AI Article Synopsis

  • Endovascular therapy (EVT) combined with intravenous thrombolysis is the standard treatment for strokes caused by large-vessel occlusion (LVO), but primary stroke centers without EVT capabilities must recognize patients needing further treatment.
  • Carotid ultrasonography (CUS) is a simple bedside method that can help identify patients with residual LVO after initial thrombolysis, potentially allowing for timely transport to specialized facilities.
  • The study found that certain clinical indicators, such as a high NIHSS score and specific imaging signs, can predict the presence of residual LVO with 100% sensitivity, suggesting that integrating CUS in assessments can improve patient outcomes.

Article Abstract

Purpose: Endovascular therapy (EVT) preceded by intravenous thrombolysis with recombinant tissue plasminogen activator (iv-rtPA) has been established as a standard treatment in patients with stroke caused by large-vessel occlusion (LVO). Primary stroke centers without EVT competence need to identify patients with residual LVO after iv-rtPA therapy and transport them to an EVT-capable facility. Carotid ultrasonography (CUS) is easily applicable at bed side and useful for detecting extra- and intracranial LVO. This study aimed to determine whether CUS findings at admission are useful to predict patients with residual LVO after iv-rtPA.
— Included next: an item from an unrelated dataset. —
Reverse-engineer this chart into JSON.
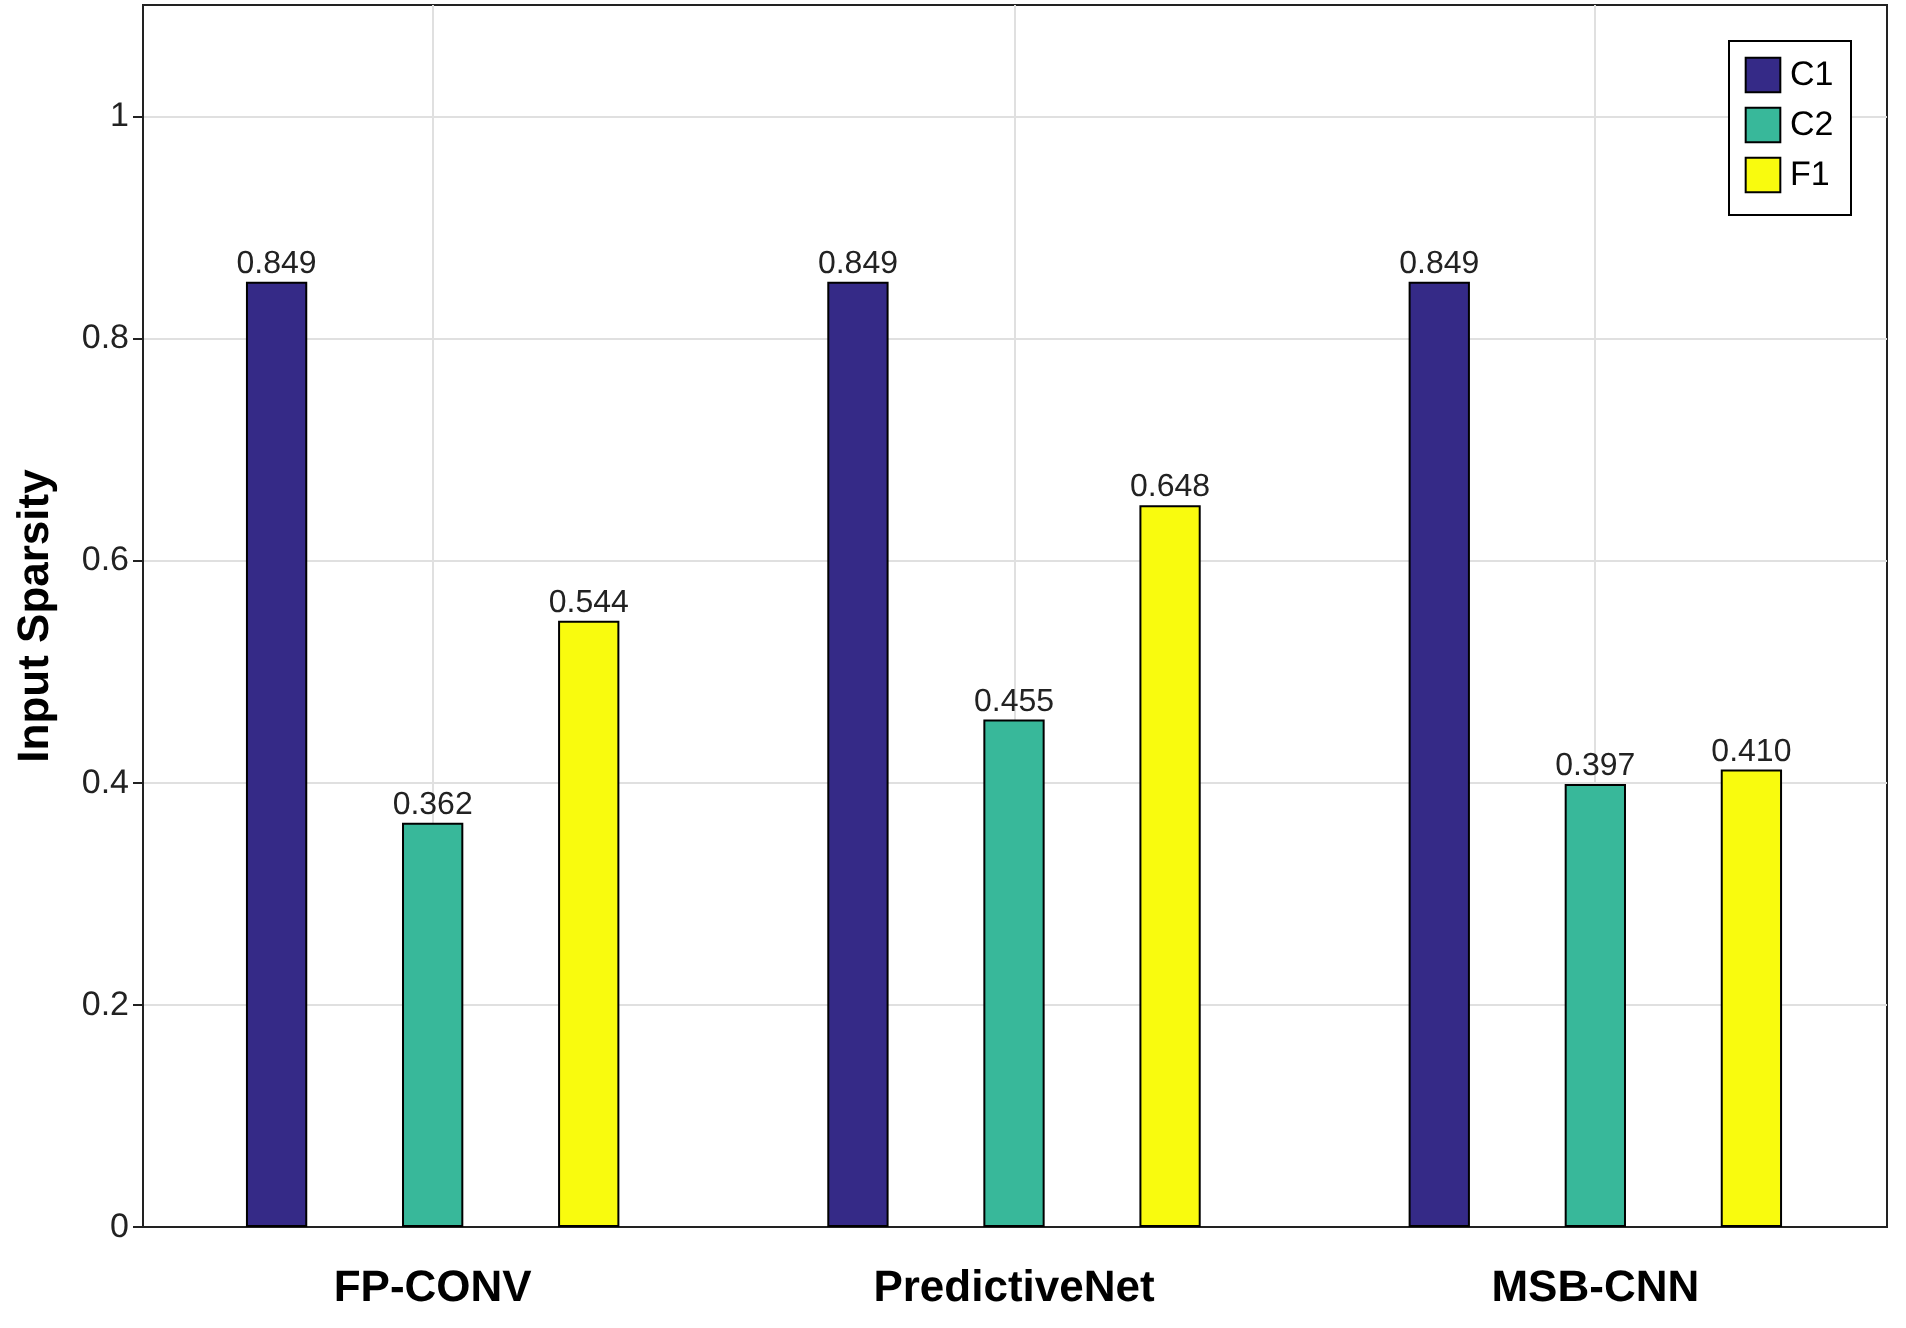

Methods: Patients scheduled to undergo iv-rtPA for acute cerebral infarction were registered. Before iv-rtPA, they underwent CUS, followed by CTA or MRA evaluation within 6 h after iv-rtPA. A model that can achieve 100% sensitivity for detecting residual LVO after iv-rtPA was studied.

Results: This study included 68 of 116 patients treated with iv-rtPA during the study period. National Institutes of Health Stroke Scale (NIHSS) score (cutoff value = 10) on arrival, hyperdense MCA sign on non-contrast CT, end-diastolic (ED) ratio on CUS, and eye deviation were significantly different between patients with residual LVO after iv-rtPA and those without. If any of these clinical features are positive in the screening test, residual LVO could be predicted with 100% sensitivity, 50% specificity, 64% positive predictive value, and 100% negative predictive value.

Conclusion: Prediction of residual LVO with 100% sensitivity may be feasible by adding CUS to NIHSS score > 10, the presence of eye deviation, and hyperdense MCA sign.